Tom Lane wrote:
> "Simon Riggs" <simon@2ndquadrant.com> writes:
>> ... BMI is not useful at all
>> for PKs, whilst GIT is specifically designed to handle them.
>
> This seems a strange statement, because GIT doesn't look particularly
> efficient for unique indexes AFAICS. In the worst case you'd have to
> look individually at each tuple on a heap page to check for uniqueness
> conflict (no binary search, because you couldn't assume they are
> ordered).
It handles them in the sense that a clustered PK index is way smaller
than a normal PK index. Unlike the bitmap index, which is not suitable
for highly distinct columns.
Inserting and performing a uniqueness check is more expensive on a
clustered index, because as you said it needs to scan the heap page
looking for conflicts. It's alleviated by the heuristics Simon
mentioned; a page is "groupified" when only when it gets full, which
means there'll usually be a mixture of normal and groupified tuples on a
leaf page.

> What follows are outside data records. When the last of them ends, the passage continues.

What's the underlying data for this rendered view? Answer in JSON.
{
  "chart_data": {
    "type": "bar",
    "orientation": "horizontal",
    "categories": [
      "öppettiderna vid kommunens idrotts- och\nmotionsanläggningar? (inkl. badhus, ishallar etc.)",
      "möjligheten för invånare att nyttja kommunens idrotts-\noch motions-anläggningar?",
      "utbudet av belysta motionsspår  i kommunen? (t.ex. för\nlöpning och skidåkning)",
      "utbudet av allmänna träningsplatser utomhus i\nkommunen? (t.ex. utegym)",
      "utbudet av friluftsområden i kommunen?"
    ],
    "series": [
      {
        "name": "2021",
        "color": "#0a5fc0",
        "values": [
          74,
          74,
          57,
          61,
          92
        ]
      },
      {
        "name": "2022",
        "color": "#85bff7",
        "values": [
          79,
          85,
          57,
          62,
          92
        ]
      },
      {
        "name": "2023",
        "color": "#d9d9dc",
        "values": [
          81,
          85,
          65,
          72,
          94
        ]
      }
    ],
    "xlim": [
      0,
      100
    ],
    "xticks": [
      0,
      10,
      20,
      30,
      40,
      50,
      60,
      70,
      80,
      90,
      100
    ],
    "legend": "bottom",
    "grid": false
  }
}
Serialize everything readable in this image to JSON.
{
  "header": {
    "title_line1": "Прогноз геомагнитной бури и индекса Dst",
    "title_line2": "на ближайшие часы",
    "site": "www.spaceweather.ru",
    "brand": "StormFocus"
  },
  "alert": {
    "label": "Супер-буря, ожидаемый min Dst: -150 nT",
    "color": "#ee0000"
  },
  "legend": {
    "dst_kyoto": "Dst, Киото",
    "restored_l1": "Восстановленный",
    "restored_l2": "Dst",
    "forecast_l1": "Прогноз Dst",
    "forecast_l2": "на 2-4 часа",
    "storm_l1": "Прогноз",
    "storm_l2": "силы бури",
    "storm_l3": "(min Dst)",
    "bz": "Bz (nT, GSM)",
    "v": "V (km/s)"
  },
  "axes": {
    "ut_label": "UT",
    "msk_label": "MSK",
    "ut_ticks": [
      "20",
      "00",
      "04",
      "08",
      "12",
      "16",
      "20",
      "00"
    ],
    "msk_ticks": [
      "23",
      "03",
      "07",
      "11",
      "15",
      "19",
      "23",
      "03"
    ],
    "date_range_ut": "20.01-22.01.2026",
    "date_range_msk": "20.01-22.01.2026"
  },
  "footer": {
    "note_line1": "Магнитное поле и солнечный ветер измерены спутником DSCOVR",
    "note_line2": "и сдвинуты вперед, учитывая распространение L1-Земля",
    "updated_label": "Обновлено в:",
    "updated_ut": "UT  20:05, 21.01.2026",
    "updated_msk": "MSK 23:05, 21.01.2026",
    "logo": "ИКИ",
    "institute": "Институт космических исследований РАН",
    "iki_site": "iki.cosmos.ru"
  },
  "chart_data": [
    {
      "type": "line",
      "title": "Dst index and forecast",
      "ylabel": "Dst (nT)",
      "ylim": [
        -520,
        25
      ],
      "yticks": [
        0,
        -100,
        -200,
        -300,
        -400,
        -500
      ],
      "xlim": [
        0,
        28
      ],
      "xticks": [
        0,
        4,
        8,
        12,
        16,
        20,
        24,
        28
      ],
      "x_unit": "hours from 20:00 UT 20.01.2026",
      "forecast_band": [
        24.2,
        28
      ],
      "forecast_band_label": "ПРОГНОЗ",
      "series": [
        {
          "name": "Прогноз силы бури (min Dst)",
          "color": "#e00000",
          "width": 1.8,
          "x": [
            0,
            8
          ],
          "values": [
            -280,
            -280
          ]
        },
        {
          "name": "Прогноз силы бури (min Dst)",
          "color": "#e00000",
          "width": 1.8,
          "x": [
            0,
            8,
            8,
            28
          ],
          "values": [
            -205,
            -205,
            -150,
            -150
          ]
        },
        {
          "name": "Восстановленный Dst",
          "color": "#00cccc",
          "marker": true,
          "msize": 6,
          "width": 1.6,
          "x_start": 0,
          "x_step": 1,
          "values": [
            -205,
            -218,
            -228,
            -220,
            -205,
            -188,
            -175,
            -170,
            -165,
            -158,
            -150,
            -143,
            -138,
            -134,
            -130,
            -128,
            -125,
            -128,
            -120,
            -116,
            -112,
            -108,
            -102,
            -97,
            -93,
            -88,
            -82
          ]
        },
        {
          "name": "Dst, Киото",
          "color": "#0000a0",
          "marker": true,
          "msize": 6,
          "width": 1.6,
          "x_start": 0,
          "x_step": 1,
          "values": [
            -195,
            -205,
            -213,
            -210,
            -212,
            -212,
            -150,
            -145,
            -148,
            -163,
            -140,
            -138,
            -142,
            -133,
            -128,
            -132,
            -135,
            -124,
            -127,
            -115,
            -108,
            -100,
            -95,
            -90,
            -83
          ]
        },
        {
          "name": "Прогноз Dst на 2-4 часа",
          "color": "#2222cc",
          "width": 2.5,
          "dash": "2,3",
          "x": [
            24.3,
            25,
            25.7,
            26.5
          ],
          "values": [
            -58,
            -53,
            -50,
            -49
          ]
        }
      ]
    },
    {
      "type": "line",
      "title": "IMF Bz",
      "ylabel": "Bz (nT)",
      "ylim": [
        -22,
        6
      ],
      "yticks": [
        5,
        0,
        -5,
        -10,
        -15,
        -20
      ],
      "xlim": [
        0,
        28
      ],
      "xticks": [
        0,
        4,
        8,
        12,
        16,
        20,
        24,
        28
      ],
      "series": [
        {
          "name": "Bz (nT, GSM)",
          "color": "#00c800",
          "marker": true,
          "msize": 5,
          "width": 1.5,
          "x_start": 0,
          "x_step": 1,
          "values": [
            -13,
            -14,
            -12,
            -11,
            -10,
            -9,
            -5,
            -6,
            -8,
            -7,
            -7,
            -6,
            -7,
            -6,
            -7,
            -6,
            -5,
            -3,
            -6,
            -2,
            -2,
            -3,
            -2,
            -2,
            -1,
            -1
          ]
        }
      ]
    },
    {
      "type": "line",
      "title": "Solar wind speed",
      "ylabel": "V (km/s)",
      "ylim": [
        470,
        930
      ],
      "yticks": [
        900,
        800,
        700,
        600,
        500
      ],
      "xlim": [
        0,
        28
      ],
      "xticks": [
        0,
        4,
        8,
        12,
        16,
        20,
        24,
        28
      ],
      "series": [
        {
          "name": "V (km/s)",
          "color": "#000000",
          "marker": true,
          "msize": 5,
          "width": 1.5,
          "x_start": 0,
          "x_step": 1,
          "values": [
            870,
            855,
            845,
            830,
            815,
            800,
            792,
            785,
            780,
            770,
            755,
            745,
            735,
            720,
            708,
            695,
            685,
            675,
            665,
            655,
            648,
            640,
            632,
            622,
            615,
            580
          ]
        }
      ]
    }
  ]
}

In particular, if there's hot key values that are repeatedly
inserted, the index tuples corresponding those key values are likely to
stay as normal index tuples, and are therefore cheaper to check
uniqueness against.
Also IIRC, the patch tries to keep the last index tuple on a page as a
normal index tuple, which catches the important special case of
inserting monotonically increasing keys, like with a sequence-generated PK.